Student researcher Olohitare "Abby" Abaku is creating a tool to help clinicians create personalized treatment plans for diabetes patients.

Geolocational data, which shows where patients live and what resources they have access to, may determine how best to manage their disease.

University of Maryland School of Medicine summer research student Olohitare "Abby" Abaku is using a large-scale geolocational diabetes registry to see how proximity to health care, food, and other essential community resources impacts patients’ ability to properly manage their diabetes.

Abaku and her team hypothesized that greater distance to essential resources like grocery stores would have a negative impact on the risk for glycemic control — maintaining blood glucose levels within a target range to prevent other health complications.

The team not only found a strong correlation, but also noted that underserved and predominantly low-income communities are more likely to be food deserts, exacerbating health discrepancies.

Questions

What are you studying?

Basically we were taking a data set that we had called GPS health, which geolocates individual everyday people's addresses and kind of sees their proximity to different health access, food access, SNAP retailer, all of that. And we're trying to see with our database that we have with the UMMS diabetes registry, we want to see if there's any connection between their access to care and access to healthy foods. 
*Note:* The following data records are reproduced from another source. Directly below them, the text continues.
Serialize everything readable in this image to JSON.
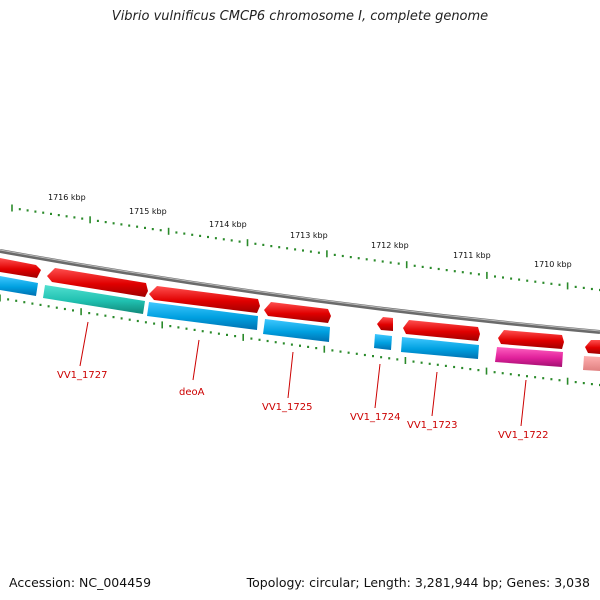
{
  "title": "Vibrio vulnificus CMCP6 chromosome I, complete genome",
  "footer": {
    "accession": "Accession: NC_004459",
    "summary": "Topology: circular; Length: 3,281,944 bp; Genes: 3,038"
  },
  "scale_labels": [
    "1716 kbp",
    "1715 kbp",
    "1714 kbp",
    "1713 kbp",
    "1712 kbp",
    "1711 kbp",
    "1710 kbp"
  ],
  "gene_labels": [
    "VV1_1727",
    "deoA",
    "VV1_1725",
    "VV1_1724",
    "VV1_1723",
    "VV1_1722"
  ],
  "colors": {
    "cds_forward": "#e00000",
    "cds_reverse": "#00a0e0",
    "teal_feature": "#20c0b0",
    "magenta_feature": "#e0209a",
    "backbone": "#888888",
    "ticks": "#2a8a2a",
    "label": "#cc0000"
  }
}
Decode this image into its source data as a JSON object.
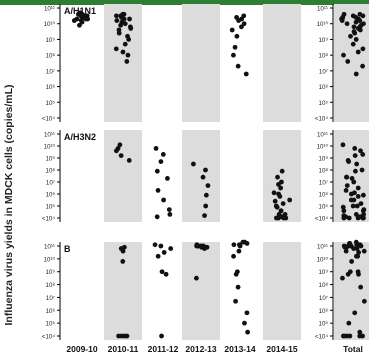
{
  "chart_data": {
    "type": "scatter",
    "ylabel": "Influenza virus yields in MDCK cells (copies/mL)",
    "categories": [
      "2009-10",
      "2010-11",
      "2011-12",
      "2012-13",
      "2013-14",
      "2014-15",
      "Total"
    ],
    "shaded_categories": [
      "2010-11",
      "2012-13",
      "2014-15",
      "Total"
    ],
    "y_scale": "log",
    "ylim": [
      "<10^4",
      "10^11"
    ],
    "y_tick_labels": [
      "10¹¹",
      "10¹⁰",
      "10⁹",
      "10⁸",
      "10⁷",
      "10⁶",
      "10⁵",
      "<10⁴"
    ],
    "panels": [
      {
        "name": "A/H1N1",
        "series": [
          {
            "category": "2009-10",
            "log10_values": [
              10.3,
              10.5,
              10.4,
              10.2,
              10.6,
              10.5,
              10.3,
              10.1,
              10.4,
              10.6,
              10.2,
              10.5,
              10.4,
              10.7,
              10.3,
              9.9,
              10.5
            ]
          },
          {
            "category": "2010-11",
            "log10_values": [
              10.6,
              10.5,
              10.4,
              10.3,
              10.2,
              10.0,
              9.8,
              9.6,
              9.4,
              9.2,
              9.0,
              8.7,
              8.4,
              8.2,
              8.0,
              7.6,
              10.5,
              10.1,
              9.7,
              10.3,
              10.6,
              9.9
            ]
          },
          {
            "category": "2011-12",
            "log10_values": []
          },
          {
            "category": "2012-13",
            "log10_values": []
          },
          {
            "category": "2013-14",
            "log10_values": [
              10.5,
              10.3,
              10.0,
              9.8,
              9.2,
              8.5,
              8.0,
              7.3,
              6.8,
              10.2,
              10.4,
              9.6
            ]
          },
          {
            "category": "2014-15",
            "log10_values": []
          },
          {
            "category": "Total",
            "log10_values": [
              10.6,
              10.5,
              10.4,
              10.3,
              10.3,
              10.2,
              10.1,
              10.0,
              9.9,
              9.8,
              9.7,
              9.6,
              9.4,
              9.2,
              9.0,
              8.7,
              8.4,
              8.2,
              8.0,
              7.6,
              7.3,
              6.8,
              10.5,
              10.4,
              10.6,
              10.4,
              10.2,
              10.0,
              9.8,
              9.5
            ]
          }
        ]
      },
      {
        "name": "A/H3N2",
        "series": [
          {
            "category": "2009-10",
            "log10_values": []
          },
          {
            "category": "2010-11",
            "log10_values": [
              10.1,
              9.8,
              9.6,
              9.2,
              8.8
            ]
          },
          {
            "category": "2011-12",
            "log10_values": [
              9.8,
              9.3,
              8.7,
              7.9,
              7.3,
              6.3,
              5.5,
              4.7,
              4.3,
              4.1
            ]
          },
          {
            "category": "2012-13",
            "log10_values": [
              8.5,
              8.0,
              7.4,
              6.7,
              5.9,
              5.0,
              4.2
            ]
          },
          {
            "category": "2013-14",
            "log10_values": []
          },
          {
            "category": "2014-15",
            "log10_values": [
              7.9,
              7.4,
              7.0,
              6.5,
              6.1,
              5.8,
              5.5,
              5.2,
              4.9,
              4.6,
              4.3,
              4.1,
              4.0,
              4.0,
              4.0,
              4.0,
              4.1,
              4.3,
              4.6,
              5.0,
              5.4,
              6.0,
              6.8
            ]
          },
          {
            "category": "Total",
            "log10_values": [
              10.1,
              9.8,
              9.6,
              9.3,
              9.2,
              8.8,
              8.7,
              8.5,
              8.0,
              7.9,
              7.4,
              7.4,
              7.3,
              7.0,
              6.7,
              6.5,
              6.3,
              6.1,
              5.9,
              5.8,
              5.5,
              5.5,
              5.2,
              5.0,
              4.9,
              4.7,
              4.6,
              4.3,
              4.2,
              4.1,
              4.0,
              4.0,
              4.0,
              4.0,
              4.0,
              4.1,
              4.3,
              4.6,
              5.0,
              6.0
            ]
          }
        ]
      },
      {
        "name": "B",
        "series": [
          {
            "category": "2009-10",
            "log10_values": []
          },
          {
            "category": "2010-11",
            "log10_values": [
              10.9,
              10.8,
              10.6,
              9.8,
              4.0,
              4.0,
              4.0,
              4.0
            ]
          },
          {
            "category": "2011-12",
            "log10_values": [
              11.1,
              11.0,
              10.8,
              10.5,
              10.2,
              9.0,
              8.8,
              4.0
            ]
          },
          {
            "category": "2012-13",
            "log10_values": [
              11.0,
              11.0,
              11.0,
              11.0,
              10.9,
              10.9,
              11.0,
              11.1,
              11.0,
              10.9,
              11.0,
              10.8,
              8.5
            ]
          },
          {
            "category": "2013-14",
            "log10_values": [
              11.3,
              11.2,
              11.1,
              11.0,
              10.6,
              10.2,
              9.0,
              7.8,
              6.7,
              5.8,
              5.0,
              4.3,
              8.8,
              11.3,
              11.1
            ]
          },
          {
            "category": "2014-15",
            "log10_values": []
          },
          {
            "category": "Total",
            "log10_values": [
              11.3,
              11.2,
              11.2,
              11.1,
              11.1,
              11.0,
              11.0,
              11.0,
              11.0,
              11.0,
              10.9,
              10.9,
              10.8,
              10.8,
              10.6,
              10.6,
              10.5,
              10.2,
              10.2,
              9.8,
              9.0,
              9.0,
              8.8,
              8.8,
              8.5,
              7.8,
              6.7,
              5.8,
              5.0,
              4.3,
              4.0,
              4.0,
              4.0,
              4.0,
              4.0,
              4.0
            ]
          }
        ]
      }
    ]
  }
}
What did you expect to find?

So, we kind of hypothesized that the farther you live from a healthy food access like grocery store and the type of it, if it's a grocery store, if it's a convenience store, corner store, it would affect the diabetes outcome that you had and it would increase that lower management risk for glycemic control. 

What did you find?

We found that obviously those underserved communities with those predominantly low-income POC families tend to live in those food deserts and it creates that health discrepancy between different individuals of their access to food. 

What is your goal?

I'm hoping that like clinical management, care plans can be more individualized per person and not just a number. And I hope it can inform more health policies and allow us to build more equitable, healthy resources for different individuals in different areas. 

For example, between me and someone a couple streets down, they may have a community center that has a grocery store. They may have a community center, have a health care facility, a clinic, emergency room. But compared to me, I might not have that, even though I might live close or I might live far. It just depends on each individual person and we want to be able to assess this person versus this person versus this person, even though they all live in the same county or the same ZIP code, but they might not be getting those same resources.